Using our DevTools, we can inspect our target page, or right click the page and click View Page Source to see the DOM. Next, we'll find a value on the page that we can predict would be in a potential API response. For our page, we'll use the Tracks count of 845. On the View Page Source page, we'll do + F and type in this value, which will show all matches for it within the DOM. This method can expose <script> tag objects which hold the target data.

Find the value within the DOM using CMD + F

These data objects will usually be attached to the window object (often prefixed with two underscores - __). When scrolling to the beginning of the script tag on our View Page Source page, we see that the name of our target object is __sc_hydration. Heading back to DevTools and typing this into the console, the object is displayed.

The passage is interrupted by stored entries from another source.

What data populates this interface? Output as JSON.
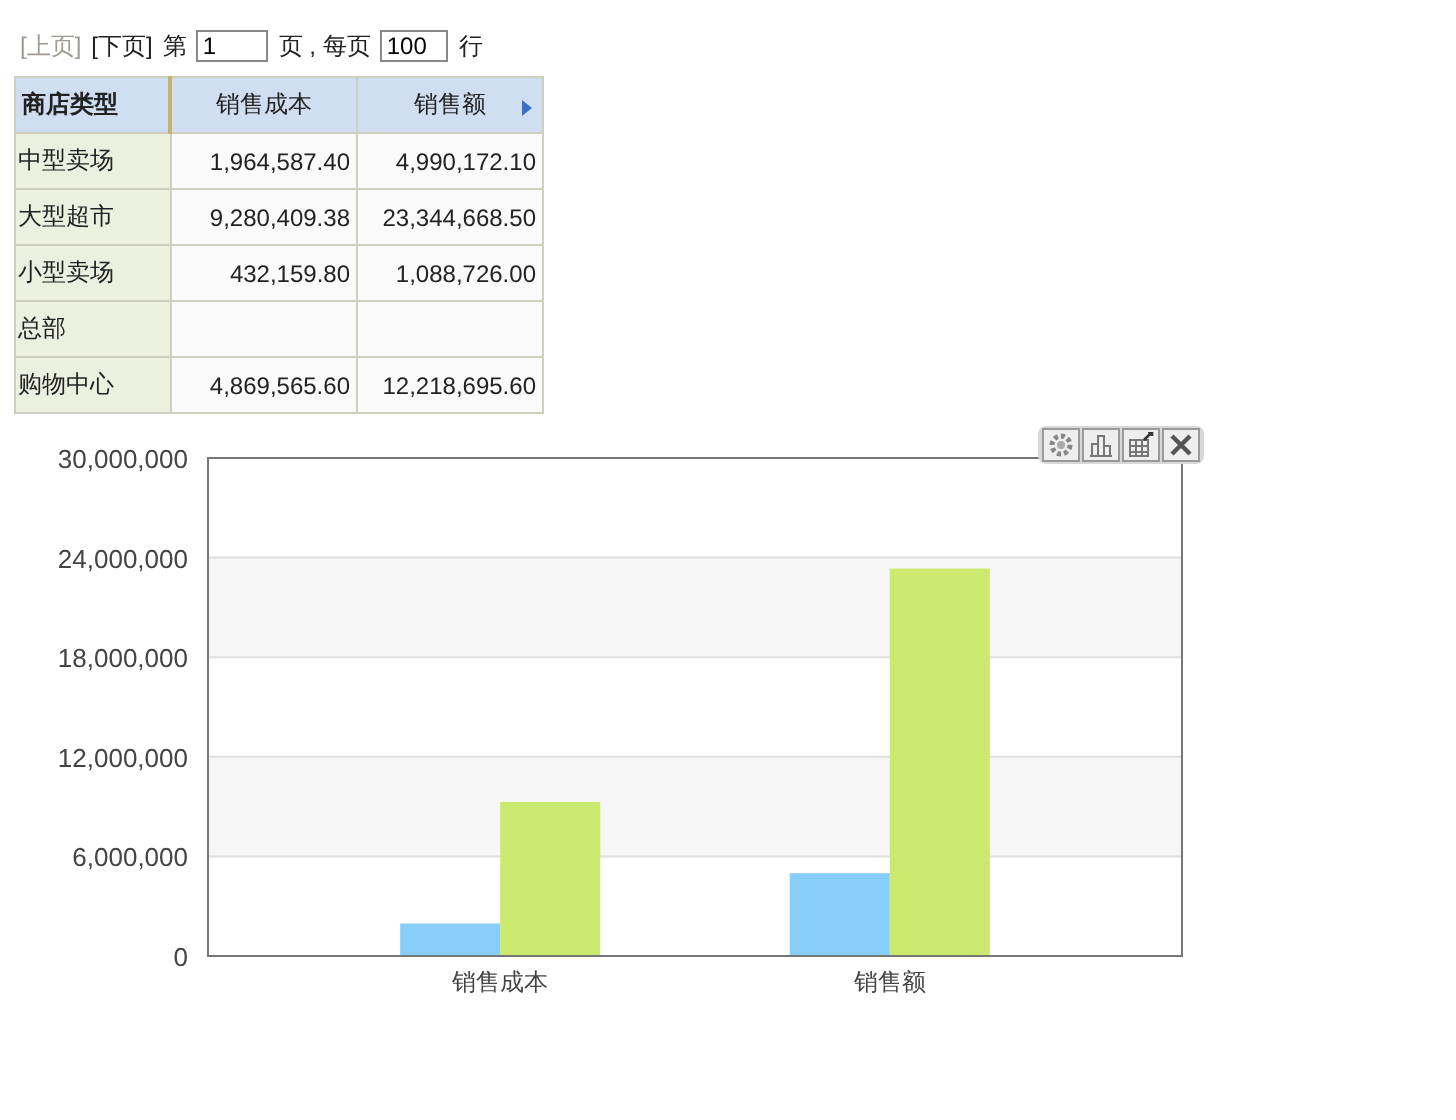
{
  "pager": {
    "prev": {
      "label": "[上页]",
      "disabled": true
    },
    "next": {
      "label": "[下页]",
      "disabled": false
    },
    "page_prefix": "第",
    "page": "1",
    "page_suffix": "页 , 每页",
    "rows_per_page": "100",
    "rows_suffix": "行"
  },
  "table": {
    "columns": [
      {
        "label": "商店类型"
      },
      {
        "label": "销售成本"
      },
      {
        "label": "销售额"
      }
    ],
    "rows": [
      {
        "cells": [
          "中型卖场",
          "1,964,587.40",
          "4,990,172.10"
        ]
      },
      {
        "cells": [
          "大型超市",
          "9,280,409.38",
          "23,344,668.50"
        ]
      },
      {
        "cells": [
          "小型卖场",
          "432,159.80",
          "1,088,726.00"
        ]
      },
      {
        "cells": [
          "总部",
          "",
          ""
        ]
      },
      {
        "cells": [
          "购物中心",
          "4,869,565.60",
          "12,218,695.60"
        ]
      }
    ]
  },
  "chart": {
    "chart_data": {
      "type": "bar",
      "categories": [
        "销售成本",
        "销售额"
      ],
      "series": [
        {
          "color": "#87cefa",
          "values": [
            1960000,
            4990000
          ]
        },
        {
          "color": "#cbe86f",
          "values": [
            9280000,
            23340000
          ]
        }
      ],
      "ylim": [
        0,
        30000000
      ],
      "grid": true,
      "yticks": [
        {
          "value": 0,
          "label": "0"
        },
        {
          "value": 6000000,
          "label": "6,000,000"
        },
        {
          "value": 12000000,
          "label": "12,000,000"
        },
        {
          "value": 18000000,
          "label": "18,000,000"
        },
        {
          "value": 24000000,
          "label": "24,000,000"
        },
        {
          "value": 30000000,
          "label": "30,000,000"
        }
      ]
    }
  }
}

View the target data in the window object using the console in DevTools


There are two ways to go about obtaining these objects to be used and manipulated in JavaScript code:

1. Parsing them directly from the HTML

// same as "document.querySelector('html').innerHTML"
const html = $.html();

const string = html.split('window.__sc_hydration = ')[1].split(';</script>')[0];

const data = JSON.parse(string);


2. Retrieving them within the context of the browser

Tools like Puppeteer allow us to run code within the context in the browser, as well as return things out of these functions and use the data back in the Node.js context.

const data = await page.evaluate(() => window.__sc_hydration);


Which of these methods you use totally depends on the type of crawler you are using. Grabbing the data directly from the window object within the context of the browser using Puppeteer is of course the most reliable solution; however, it is less performant than making a static HTTP request and parsing the object directly from the downloaded HTML.